Introduction to Decentralised Identity
Decentralised Identity, otherwise known as Self-Sovereign Identity ("SSI") is an emerging technology that enables individuals and/or organizations to maintain direct control of data relating to them, with the ability to explicitly consent to where it is shared, used and processed.
Decentralised identity aims to create a trusted data economy, where it is possible to verify, check and trust exactly who you are interacting with, in both physical and digital domains.
Through this data model, it is possible to:
- Reduce fraud, scams and phishing attempts online through digital identity proofs;
- Increase efficiency of signing up for new services, accessing events or proving attributes about yourself;
- Eliminate the need for hundreds of passwords;
- Empower individual privacy and GDPR data subject rights by design;
- Increase accountability in digital environments, minimising trolls and hate speech.
Self-Sovereign Identity Trust Triangle: Basic
Let’s discuss these three in turn:
An issuer is an entity that is able to issue trusted data in the form of Verifiable Credentials. Issuers can come in many shapes and sizes. In most typical SSI use cases, issuers tend to be large organisations such as governments, financial services, health services, insurers or education faculties.
However, an issuer could also quite easily be a friend, family member or even a local café. In fact, in the DeFi world, issuers could be those who you have interacted with online who attest to something about you.
A holder is able to bundle their Verifiable Credentials into a Verifiable Presentation in order to prove attributes about itself to a third party. There are different types of Verifiable Credentials that a holder may hold; they may have different Signature schemes, some may afford greater privacy preserving benefits such as Zero Knowledge Proofs or Selective Disclosure.
The following image shows the basic flow of how SSI works, without getting into the technical details.
Self-sovereign identity Trust Triangle: Simplified explanation
Let's run through this flow in turn.
One of the most important components of SSI, is understanding what goes on the blockchain and what does not.
"Hey, this is my digital signature and signing keys that I am openly publishing to the world. This will help verifiers trust that if they see a digital signature within data they are presented, they can check whether it is mine or not."
The issuer may also publish what is known as a Schema, which is a list of the types of attributes there will be listed in a Credential that it issues. Schemas are useful for Credential interoperability.
To do this, the issuer needs to establish a secure off-chain, peer-to-peer connection channel with the holder. This is to preserve privacy and ensure that no personally identifiable information goes onto the blockchain.
A holder may use a digital identity wallet app to scan a QR code from the issuer to create a pairwise relationship.
Through this secure channel, an issuer will send a Verifiable Credential. This Credential is a packet of data which is tamper-proof and verifiable. Within the Credential will be the public signing keys and signature of the issuer, present in the DID Document (written to the ledger in step 1).
The Credential may also reference a particular schema, which the structure of its contents mirrors.
Once the Credential is sent to the holder, they now have a signed, verifiable and trustworthy instance of their data in a digital wallet that they control.
Digital identity wallet apps will have user interface which helps arrange different data by type and by substance, making it easy for the holder to have a holistic view of all their Credentials.
The holder is now empowered with full control and management capabilities over their personal data. The holder can consent and directly choose when their data is shared.

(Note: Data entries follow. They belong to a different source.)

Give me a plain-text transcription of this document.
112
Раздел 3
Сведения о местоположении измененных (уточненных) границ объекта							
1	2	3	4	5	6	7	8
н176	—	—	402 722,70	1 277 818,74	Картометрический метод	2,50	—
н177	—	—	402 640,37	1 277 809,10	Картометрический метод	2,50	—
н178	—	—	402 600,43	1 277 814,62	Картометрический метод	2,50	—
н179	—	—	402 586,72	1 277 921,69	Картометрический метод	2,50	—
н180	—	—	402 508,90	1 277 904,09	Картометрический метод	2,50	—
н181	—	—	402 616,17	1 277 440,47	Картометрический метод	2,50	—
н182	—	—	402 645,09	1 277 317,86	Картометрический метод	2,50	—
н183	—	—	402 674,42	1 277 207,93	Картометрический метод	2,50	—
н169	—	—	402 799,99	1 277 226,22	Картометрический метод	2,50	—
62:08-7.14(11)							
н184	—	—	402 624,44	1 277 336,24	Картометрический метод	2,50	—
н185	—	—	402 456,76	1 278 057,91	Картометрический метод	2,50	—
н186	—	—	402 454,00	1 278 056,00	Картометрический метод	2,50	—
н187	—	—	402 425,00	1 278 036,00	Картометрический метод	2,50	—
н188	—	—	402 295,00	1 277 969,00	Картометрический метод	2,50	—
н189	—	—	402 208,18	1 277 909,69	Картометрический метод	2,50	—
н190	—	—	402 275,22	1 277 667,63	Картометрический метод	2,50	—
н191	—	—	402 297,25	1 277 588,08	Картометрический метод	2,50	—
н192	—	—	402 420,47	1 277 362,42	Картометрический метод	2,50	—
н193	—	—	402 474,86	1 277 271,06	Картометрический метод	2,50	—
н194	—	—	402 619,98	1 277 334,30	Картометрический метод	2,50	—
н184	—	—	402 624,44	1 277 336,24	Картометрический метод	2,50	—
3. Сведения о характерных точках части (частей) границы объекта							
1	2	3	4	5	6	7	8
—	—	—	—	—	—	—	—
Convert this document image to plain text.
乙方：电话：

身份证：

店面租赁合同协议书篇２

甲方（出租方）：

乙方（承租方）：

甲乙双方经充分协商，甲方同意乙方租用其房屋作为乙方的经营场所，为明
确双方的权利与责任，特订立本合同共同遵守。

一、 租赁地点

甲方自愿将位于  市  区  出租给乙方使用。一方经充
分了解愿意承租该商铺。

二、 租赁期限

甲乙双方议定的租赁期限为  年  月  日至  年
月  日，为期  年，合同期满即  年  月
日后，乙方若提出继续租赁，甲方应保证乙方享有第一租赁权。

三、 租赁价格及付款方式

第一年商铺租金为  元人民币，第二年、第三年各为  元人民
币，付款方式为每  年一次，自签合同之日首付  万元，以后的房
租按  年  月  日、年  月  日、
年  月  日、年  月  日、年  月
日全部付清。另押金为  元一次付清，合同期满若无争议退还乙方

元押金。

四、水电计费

Once again, if the holder wants to share their data with a third party, another peer-to-peer channel needs to be created with a verifier. In a similar process, the holder might use their wallet app to scan a QR code from the verifier to create a secure, off-chain communications channel.
Once this channel is established, the verifier may request a selection of data from the holder.
The holder will be able to choose whether it wants to accept the request and will be able to explicitly consent to what data is shared with the verifier.
The holder shares the data with the verifier in the form of a Verifiable Presentation. Importantly, the data shared with the verifier is still visible in the holder's digital identity wallet app. This data can be revoked at any time by the holder, in a few clicks, in accordance with their data subject rights.
As mentioned in Step 2, the Credential that the holder presented to the verifier contained the signing keys and digital signature of the issuer.
Using the blockchain, and a process called DID Resolution, the verifier is able to check whether the signature and signing keys in the data received, correlates with what is published in the issuer's DID Document.
The verifier may also check the schema referenced in the credential, to check that all the correct attributes are present, and to also make it easier for the verifier to receive similar Credentials in the future, given there may be a common format.
The process of DID Resolution builds a chain of decentralised trust between the issuer, holder and verifier - without the issuer and verifier needing to have a direct relationship with each other.
This is incredibly powerful for establishing trusted interactions at a large scale.